During Geneva’s meeting with Ricky she realizes that he is being poorly managed and has him immediately sign a deal with her. She also suggests that he hire Milan after she learns his current publicist is going to jail. Ricky does hire Milan and decides to seduce her, especially when he realizes that his friend Matthew is infatuated with her. He tells Milan that he and his wife Jasminka have a sham marriage when in reality they are growing apart because she is gaining weight due to her pregnancy and the fact that his addiction to cocaine is making him increasingly paranoid and violent.

As Ricky becomes more famous he draws the attention of Sophia, the 13-year-old daughter of single-mother Irene Gallagher. Irene, who works as a fire-fighter in a hostile work environment and struggles with money, tries to deny that Ricky is Sophia’s father, but Sophia convinced of her resemblance to the man, manages to sneak into his private compound where Jasminka lets her into the house. Ricky denies he is her father and, when Sophia talks to the press, convinces Milan to destroy both Irene and her daughter by portraying them as poor, money-hungry gold diggers who are desperate to steal his money.

Jasminka goes to Ricky’s mother Alma who reveals that Irene and Ricky were childhood sweethearts and the child is his. Matthew also tells Jasminka that he is responsible for nearly the entirety of Ricky’s discography prompting her to leave him. He also tries to tell the same thing to Milan who thinks he is lying until she walks in on a recording session and realizes that he was telling the truth about singing and writing Ricky’s songs.

At the opening night of Club G, Milan’s new club, Jill and Ricky perform terribly using their live vocals. Geneva and Milan also reveal to the journalists at Club G that Ricky is Sophia’s biological father after having a DNA test done to prove it. They decide to rename the club Club Sophia and follow up this revelation with a performance by Matt where he reveals he is the true artist behind Ricky’s image.

In the aftermath Jasminka, Sophia and Alma grow close allowing Jasminka to finally have the family she’s longed for since her own was murdered.

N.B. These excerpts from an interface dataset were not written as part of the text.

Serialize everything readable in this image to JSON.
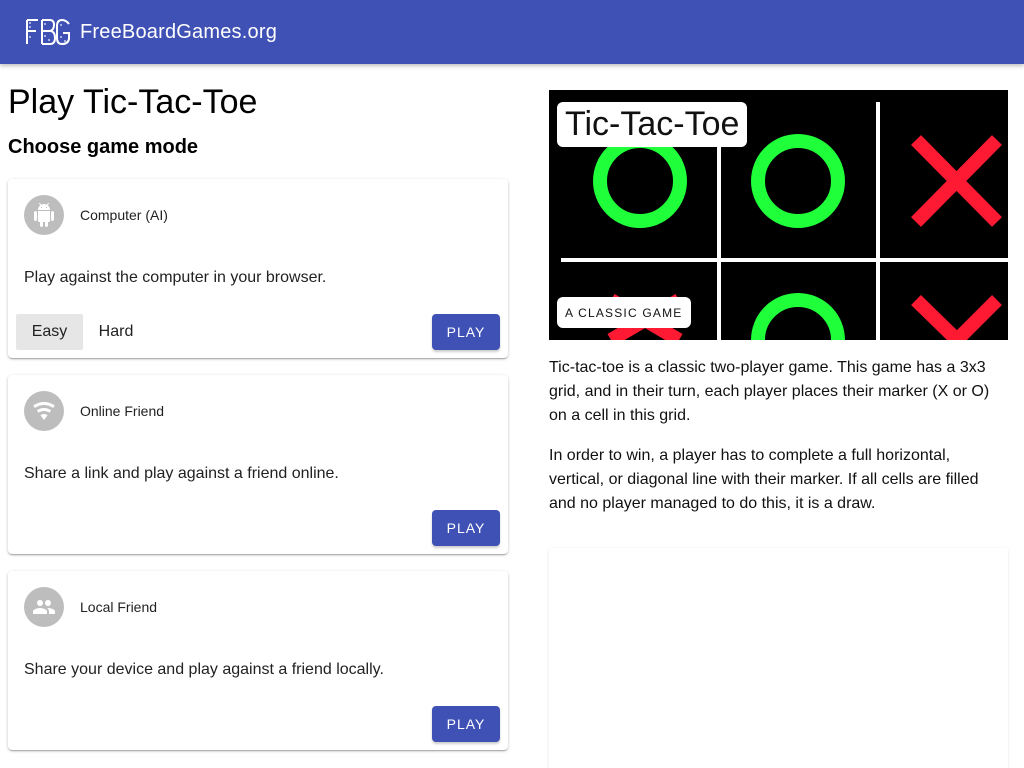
{
  "header": {
    "brand": "FreeBoardGames.org",
    "logo_icon": "fbg-logo-icon",
    "bar_color": "#3f51b5"
  },
  "page": {
    "title": "Play Tic-Tac-Toe",
    "subtitle": "Choose game mode"
  },
  "modes": [
    {
      "icon": "android-icon",
      "name": "Computer (AI)",
      "description": "Play against the computer in your browser.",
      "difficulties": [
        "Easy",
        "Hard"
      ],
      "selected_difficulty": "Easy",
      "play_label": "PLAY"
    },
    {
      "icon": "wifi-icon",
      "name": "Online Friend",
      "description": "Share a link and play against a friend online.",
      "play_label": "PLAY"
    },
    {
      "icon": "people-icon",
      "name": "Local Friend",
      "description": "Share your device and play against a friend locally.",
      "play_label": "PLAY"
    }
  ],
  "hero": {
    "title": "Tic-Tac-Toe",
    "badge": "A CLASSIC GAME",
    "o_color": "#1fff3a",
    "x_color": "#ff1a33"
  },
  "description": [
    "Tic-tac-toe is a classic two-player game. This game has a 3x3 grid, and in their turn, each player places their marker (X or O) on a cell in this grid.",
    "In order to win, a player has to complete a full horizontal, vertical, or diagonal line with their marker. If all cells are filled and no player managed to do this, it is a draw."
  ]
}
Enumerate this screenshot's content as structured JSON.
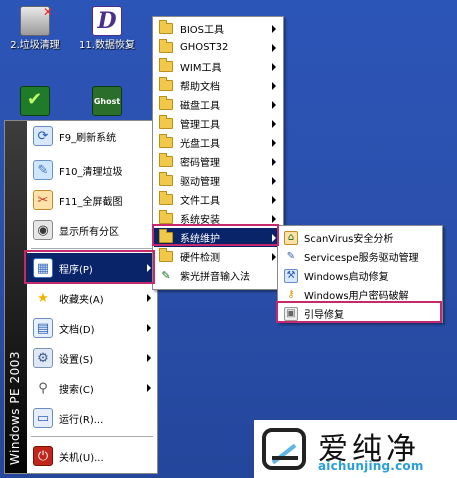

Irene’s image, now rebuilt by the fact that Ricky is Sophia’s father, is able to settle with her fire-department for sexual-discrimination and is offered a new job at a fire department with a woman chief. Milan struggles to manage Matthew’s career while working for her sister Geneva whom she has finally grown close to. Jill and Ricky, finally having left their partners to be with one another rebuild their careers with Jill advising Ricky to come clean about his drug addiction and past behaviour and claim he has found God. After Jasminka gives birth and invites everyone to celebrate her daughter with her at the hospital they see Ricky giving an interview claiming to have found Jesus and announcing plans for a country music album.

The novel ends with Milan and Geneva on their way to their parents’ house to introduce them to their respective boyfriends whom they are sure their parents will disapprove of. They nevertheless promise to support one another.

==Characters==

- Milan Gotay a 24-year-old publicist who still lives at home and is obsessed with Ricky Biscane. She has a difficult relationship with her sister Geneva as several of her past boyfriends have left Milan for her glamorous older sister.
- Geneva Gotay Milan’s successful older sister who is trying to launch her own club, Club G.
- Jasminka Ricky’s 26-year-old Serbian wife who has been a successful model for ten years. After her entire family was murdered she was scouted from a refuge camp by a modelling agency and developed an eating disorder and began cutting herself.
- Jill Sanchez A 38-year-old singer-actress with her own successful perfume line who had a former fling with Ricky and wants to reunite with him despite the fact that she is engaged to another man.
- Matthew Baker a 25-year-old short, bald, red-headed musician who writes and performs Ricky’s songs. He also writes songs for Jill.
- Irene Gallagher a 28-year-old firefighter and single mom who is raising her daughter by Ricky from when they were 14 years old.
- Sophia Gallagher is Irene’s 13-year-old daughter who believes that her father will immediately love and accept her when she goes to see him.
- Ricky Biscane’ a 28-year-old Latin pop-singer born Ricardo Batista whose behaviour grows more erratic and violent the more famous he gets.